WAS IHRE FREUNDE LESEN

    EU-Ratspräsident fordert Zeichen im Kampf gegen Krise

    EU-Gipfel beginnt offiziell am Donnerstag

    EU-Ratspräsident Herman Van Rompuy hat von dem EU-Gipfel Ende der Woche ein Signal im Kampf gegen die Schuldenkrise gefordert. "Die Herausforderung für diesen Europäischen Rat ist, mehr als jemals zuvor, klar und konkret zu signalisieren, dass wir alles Notwendige als Antwort auf die Krise tun", hieß es in dem in Brüssel veröffentlichten Einladungsschreiben Van Rompuys an die Staats- und Regierungschefs der EU-Länder.

    Das zweitägige Treffen der 27 EU-Länder in Brüssel beginnt am Donnerstag und endet mit einem Mittagessen der Staats- und Regierungschefs der 17 Euro-Länder am Freitag. Wie bereits die vergangenen Gipfel steht auch diese Sitzung im Zeichen der Schuldenkrise. Als Schwerpunkte nannte der Gipfelvorsitzende Van Rompuy in seinem Schreiben unter anderem die Verabschiedung eines Pakts für Wachstum und Beschäftigung und das Vorhaben, die Währungsunion "auf einen neuen Weg zu bringen".

    Van Rompuy hatte mit EU-Kommissionschef José Manuel Barroso, dem Eurogruppen-Vorsitzenden Jean-Claude Juncker und EZB-Präsident Mario Draghi Vorschläge für einen umfassenden Umbau der Eurozone ausgearbeitet, die bei dem Gipfeltreffen diskutiert werden sollen. Die Vorschläge sehen unter anderem vor, dass Euro-Länder besonders in der Haushaltspolitik Macht abgeben und etwa die Obergrenzen für Schulden gemeinsam beschlossen werden. Mittelfristig wird auch eine Vergemeinschaftung von Schulden vorgeschlagen, was Deutschland ablehnt.

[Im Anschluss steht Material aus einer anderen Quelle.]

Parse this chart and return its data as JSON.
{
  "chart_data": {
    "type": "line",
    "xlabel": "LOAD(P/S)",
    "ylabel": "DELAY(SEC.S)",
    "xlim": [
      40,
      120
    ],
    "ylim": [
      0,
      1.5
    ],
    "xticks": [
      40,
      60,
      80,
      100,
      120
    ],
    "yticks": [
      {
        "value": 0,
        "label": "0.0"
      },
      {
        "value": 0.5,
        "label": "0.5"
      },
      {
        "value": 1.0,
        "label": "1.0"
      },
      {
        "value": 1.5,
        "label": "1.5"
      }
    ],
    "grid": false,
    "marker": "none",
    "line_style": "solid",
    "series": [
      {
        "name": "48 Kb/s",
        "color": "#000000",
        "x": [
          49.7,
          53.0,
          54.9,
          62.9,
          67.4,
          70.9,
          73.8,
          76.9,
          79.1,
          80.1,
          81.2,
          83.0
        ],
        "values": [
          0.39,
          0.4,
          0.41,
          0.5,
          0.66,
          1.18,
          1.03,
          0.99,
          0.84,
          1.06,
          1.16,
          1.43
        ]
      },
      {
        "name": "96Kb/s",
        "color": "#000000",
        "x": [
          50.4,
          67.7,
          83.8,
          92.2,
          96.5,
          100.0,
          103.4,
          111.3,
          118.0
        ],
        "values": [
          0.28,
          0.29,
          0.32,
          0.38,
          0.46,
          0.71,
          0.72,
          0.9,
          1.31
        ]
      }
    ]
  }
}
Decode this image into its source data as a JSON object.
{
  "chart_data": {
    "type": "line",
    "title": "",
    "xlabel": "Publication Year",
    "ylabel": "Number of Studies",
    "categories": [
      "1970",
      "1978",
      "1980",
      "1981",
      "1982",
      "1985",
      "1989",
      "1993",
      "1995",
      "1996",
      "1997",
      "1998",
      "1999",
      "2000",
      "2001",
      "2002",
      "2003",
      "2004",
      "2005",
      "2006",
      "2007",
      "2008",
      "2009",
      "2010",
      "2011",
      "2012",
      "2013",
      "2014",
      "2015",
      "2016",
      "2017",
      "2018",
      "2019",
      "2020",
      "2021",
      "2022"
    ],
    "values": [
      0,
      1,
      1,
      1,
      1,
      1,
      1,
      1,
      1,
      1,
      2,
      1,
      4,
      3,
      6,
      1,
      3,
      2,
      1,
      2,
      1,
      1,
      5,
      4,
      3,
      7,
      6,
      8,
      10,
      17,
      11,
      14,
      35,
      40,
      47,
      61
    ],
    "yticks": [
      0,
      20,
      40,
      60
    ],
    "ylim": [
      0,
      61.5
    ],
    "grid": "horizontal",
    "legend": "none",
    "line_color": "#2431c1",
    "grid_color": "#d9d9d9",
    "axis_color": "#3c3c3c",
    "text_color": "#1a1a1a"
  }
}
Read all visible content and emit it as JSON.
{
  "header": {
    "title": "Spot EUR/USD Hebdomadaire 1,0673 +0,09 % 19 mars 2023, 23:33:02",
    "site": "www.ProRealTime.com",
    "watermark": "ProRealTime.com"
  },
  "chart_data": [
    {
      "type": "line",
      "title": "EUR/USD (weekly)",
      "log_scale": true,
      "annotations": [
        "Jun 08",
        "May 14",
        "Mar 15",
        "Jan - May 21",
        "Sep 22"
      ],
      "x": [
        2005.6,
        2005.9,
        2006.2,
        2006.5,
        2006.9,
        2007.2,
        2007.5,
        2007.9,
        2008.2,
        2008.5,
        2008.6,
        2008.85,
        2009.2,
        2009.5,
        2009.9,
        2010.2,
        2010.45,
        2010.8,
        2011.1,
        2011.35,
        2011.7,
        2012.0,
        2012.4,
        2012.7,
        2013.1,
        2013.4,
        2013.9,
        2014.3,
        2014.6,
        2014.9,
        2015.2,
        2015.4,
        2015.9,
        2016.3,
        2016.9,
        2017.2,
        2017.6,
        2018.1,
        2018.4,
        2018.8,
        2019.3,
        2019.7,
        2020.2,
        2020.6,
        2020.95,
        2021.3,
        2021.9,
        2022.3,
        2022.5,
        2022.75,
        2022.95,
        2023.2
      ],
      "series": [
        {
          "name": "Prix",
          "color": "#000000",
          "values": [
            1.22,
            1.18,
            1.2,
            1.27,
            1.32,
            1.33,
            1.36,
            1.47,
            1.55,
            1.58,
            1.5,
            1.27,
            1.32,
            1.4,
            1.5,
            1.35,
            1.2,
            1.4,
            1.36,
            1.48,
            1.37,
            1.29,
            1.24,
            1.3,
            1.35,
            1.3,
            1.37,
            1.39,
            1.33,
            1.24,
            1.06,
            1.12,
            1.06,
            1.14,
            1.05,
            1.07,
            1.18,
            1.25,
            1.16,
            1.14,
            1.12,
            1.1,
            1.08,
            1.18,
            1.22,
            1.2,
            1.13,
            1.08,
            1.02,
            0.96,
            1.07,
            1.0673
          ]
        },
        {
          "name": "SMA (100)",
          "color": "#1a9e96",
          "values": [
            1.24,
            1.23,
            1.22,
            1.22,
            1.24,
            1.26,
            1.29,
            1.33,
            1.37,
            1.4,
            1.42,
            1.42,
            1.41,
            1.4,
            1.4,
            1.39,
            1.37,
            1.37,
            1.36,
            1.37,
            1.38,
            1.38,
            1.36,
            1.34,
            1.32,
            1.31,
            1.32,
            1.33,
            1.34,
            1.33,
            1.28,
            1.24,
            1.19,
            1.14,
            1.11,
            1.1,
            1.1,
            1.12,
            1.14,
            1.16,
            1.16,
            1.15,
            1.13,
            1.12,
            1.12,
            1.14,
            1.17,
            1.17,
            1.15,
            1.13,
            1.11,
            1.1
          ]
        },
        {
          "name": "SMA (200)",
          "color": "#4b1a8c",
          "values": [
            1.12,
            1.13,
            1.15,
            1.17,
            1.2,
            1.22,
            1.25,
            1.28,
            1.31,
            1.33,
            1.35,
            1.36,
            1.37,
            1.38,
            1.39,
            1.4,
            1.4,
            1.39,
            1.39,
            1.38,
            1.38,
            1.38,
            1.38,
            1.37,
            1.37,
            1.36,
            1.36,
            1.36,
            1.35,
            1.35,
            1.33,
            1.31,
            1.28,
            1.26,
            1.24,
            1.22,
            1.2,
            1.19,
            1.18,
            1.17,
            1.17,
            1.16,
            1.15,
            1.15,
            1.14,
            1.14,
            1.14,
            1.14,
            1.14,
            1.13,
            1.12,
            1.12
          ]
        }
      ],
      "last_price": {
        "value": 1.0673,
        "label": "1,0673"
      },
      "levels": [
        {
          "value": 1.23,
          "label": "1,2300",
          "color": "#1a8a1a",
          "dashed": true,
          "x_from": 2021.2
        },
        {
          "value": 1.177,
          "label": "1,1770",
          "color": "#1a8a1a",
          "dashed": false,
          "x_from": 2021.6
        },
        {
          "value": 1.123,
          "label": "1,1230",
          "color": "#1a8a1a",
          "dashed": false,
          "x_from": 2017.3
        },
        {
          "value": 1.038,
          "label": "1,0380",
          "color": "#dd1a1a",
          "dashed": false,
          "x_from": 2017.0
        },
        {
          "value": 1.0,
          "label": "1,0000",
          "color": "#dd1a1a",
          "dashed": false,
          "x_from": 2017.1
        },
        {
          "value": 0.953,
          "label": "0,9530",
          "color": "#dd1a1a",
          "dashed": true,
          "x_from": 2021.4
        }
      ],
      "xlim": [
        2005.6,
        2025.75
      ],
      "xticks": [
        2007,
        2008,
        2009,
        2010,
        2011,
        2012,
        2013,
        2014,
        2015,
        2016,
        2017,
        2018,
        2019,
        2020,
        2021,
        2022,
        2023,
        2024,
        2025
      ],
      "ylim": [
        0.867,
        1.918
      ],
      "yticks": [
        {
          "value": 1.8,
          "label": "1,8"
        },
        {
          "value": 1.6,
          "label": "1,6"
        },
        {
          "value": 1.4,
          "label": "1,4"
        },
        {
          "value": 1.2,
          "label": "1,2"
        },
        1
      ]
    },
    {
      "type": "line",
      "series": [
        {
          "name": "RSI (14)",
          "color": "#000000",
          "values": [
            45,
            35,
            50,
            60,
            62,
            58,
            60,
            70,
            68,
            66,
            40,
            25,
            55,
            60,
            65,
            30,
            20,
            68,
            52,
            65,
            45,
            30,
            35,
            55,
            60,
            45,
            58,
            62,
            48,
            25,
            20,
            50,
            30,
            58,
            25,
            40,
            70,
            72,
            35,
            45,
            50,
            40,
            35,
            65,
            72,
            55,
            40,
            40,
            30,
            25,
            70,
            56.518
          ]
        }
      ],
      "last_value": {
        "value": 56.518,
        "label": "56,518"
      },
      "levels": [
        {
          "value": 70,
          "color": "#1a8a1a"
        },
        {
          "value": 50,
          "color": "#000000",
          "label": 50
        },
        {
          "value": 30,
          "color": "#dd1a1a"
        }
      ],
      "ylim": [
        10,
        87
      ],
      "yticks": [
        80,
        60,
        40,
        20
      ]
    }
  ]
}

    Zudem wollen die EU-Spitzen als Ergänzung zu dieser "Fiskalunion" eine "Bankenunion" schmieden: Neben einer gemeinsamen europäischen Aufsicht, etwa durch die EZB, soll es einen gemeinsamen Sicherheitsfonds für Spareinlagen geben. Zudem sollen Banken in einen Rettungs- und Abwicklungsfonds für marode Geldinstitute einzahlen.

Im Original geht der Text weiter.